# 07. Practical Project: Building a Character Lookup Table

In this final notebook, we'll put everything together to build a complete character lookup table. This project demonstrates a real-world workflow for creating data structures useful for dictionaries and character composers.


In [None]:
import pandas as pd
import json
from pathlib import Path


## Project Goal

Build a comprehensive character lookup table that includes:
1. Character variants (simplified/traditional, shinjitai/kyujitai)
2. Basic statistics about variant relationships
3. Export in a format useful for dictionary/composer applications

## Step 1: Load Multiple Data Sources


In [None]:
# Load simplified/traditional Chinese variants
df_simplified = pd.read_csv('../cjkvi-variants/cjkvi-simplified.txt',
                            sep=',',
                            comment='#',
                            names=['variant', 'type', 'target'],
                            encoding='utf-8')

# Load Japanese joyo variants
df_joyo = pd.read_csv('../cjkvi-variants/joyo-variants.txt',
                     sep=',',
                     comment='#',
                     names=['character', 'type', 'variant'],
                     encoding='utf-8')

# Load shinjitai data
with open('../shinjitai-table/shinjitai.json', 'r', encoding='utf-8') as f:
    shinjitai_data = json.load(f)

shinjitai_list = []
for shinjitai, kyujitai_list in shinjitai_data.items():
    if kyujitai_list:
        for kyujitai in kyujitai_list:
            shinjitai_list.append({'shinjitai': shinjitai, 'kyujitai': kyujitai})

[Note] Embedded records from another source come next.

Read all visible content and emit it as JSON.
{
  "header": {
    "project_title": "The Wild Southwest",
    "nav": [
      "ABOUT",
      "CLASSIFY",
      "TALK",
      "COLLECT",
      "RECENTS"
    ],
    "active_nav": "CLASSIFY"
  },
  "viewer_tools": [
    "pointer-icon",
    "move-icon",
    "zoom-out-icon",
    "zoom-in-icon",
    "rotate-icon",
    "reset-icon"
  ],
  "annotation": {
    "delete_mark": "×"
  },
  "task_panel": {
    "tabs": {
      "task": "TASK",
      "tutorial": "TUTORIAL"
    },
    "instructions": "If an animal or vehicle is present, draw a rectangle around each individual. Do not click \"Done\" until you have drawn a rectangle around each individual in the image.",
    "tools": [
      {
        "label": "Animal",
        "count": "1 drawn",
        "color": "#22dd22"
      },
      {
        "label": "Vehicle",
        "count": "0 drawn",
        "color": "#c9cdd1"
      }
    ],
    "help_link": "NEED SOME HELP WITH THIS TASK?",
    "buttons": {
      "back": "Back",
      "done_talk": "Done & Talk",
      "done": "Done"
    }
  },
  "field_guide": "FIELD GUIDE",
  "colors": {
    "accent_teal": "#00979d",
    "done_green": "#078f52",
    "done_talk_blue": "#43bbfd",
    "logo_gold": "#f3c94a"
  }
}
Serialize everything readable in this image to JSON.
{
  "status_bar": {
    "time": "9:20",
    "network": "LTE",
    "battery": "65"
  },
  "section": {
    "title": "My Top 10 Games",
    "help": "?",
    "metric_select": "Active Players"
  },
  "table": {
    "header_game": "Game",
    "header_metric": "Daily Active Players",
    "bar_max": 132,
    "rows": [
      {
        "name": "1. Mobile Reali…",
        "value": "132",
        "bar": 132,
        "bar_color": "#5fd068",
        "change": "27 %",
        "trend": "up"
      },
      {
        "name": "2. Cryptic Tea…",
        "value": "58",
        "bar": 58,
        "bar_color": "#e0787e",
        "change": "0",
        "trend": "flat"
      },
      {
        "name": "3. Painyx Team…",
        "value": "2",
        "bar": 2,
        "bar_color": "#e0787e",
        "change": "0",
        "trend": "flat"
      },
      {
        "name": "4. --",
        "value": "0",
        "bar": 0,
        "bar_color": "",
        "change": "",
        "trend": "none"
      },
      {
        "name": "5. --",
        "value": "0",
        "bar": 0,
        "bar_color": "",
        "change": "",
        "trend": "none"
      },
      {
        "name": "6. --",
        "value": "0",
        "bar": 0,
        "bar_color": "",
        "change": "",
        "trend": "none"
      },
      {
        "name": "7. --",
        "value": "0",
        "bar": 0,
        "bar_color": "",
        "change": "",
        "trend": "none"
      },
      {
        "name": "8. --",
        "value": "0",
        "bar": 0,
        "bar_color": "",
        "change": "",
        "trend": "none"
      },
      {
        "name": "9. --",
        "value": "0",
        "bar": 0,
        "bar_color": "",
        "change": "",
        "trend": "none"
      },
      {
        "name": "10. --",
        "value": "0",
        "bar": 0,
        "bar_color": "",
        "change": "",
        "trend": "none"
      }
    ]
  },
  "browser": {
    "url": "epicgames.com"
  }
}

df_shinjitai = pd.DataFrame(shinjitai_list)

print("Data loaded:")
print(f"  Simplified variants: {len(df_simplified)} rows")
print(f"  Joyo variants: {len(df_joyo)} rows")
print(f"  Shinjitai mappings: {len(df_shinjitai)} rows")


## Step 2: Clean and Filter Data


In [None]:
# Filter for simplified Chinese only
df_simp = df_simplified[df_simplified['type'] == 'cjkvi/simplified'][['variant', 'target']].copy()
df_simp.columns = ['simplified', 'traditional']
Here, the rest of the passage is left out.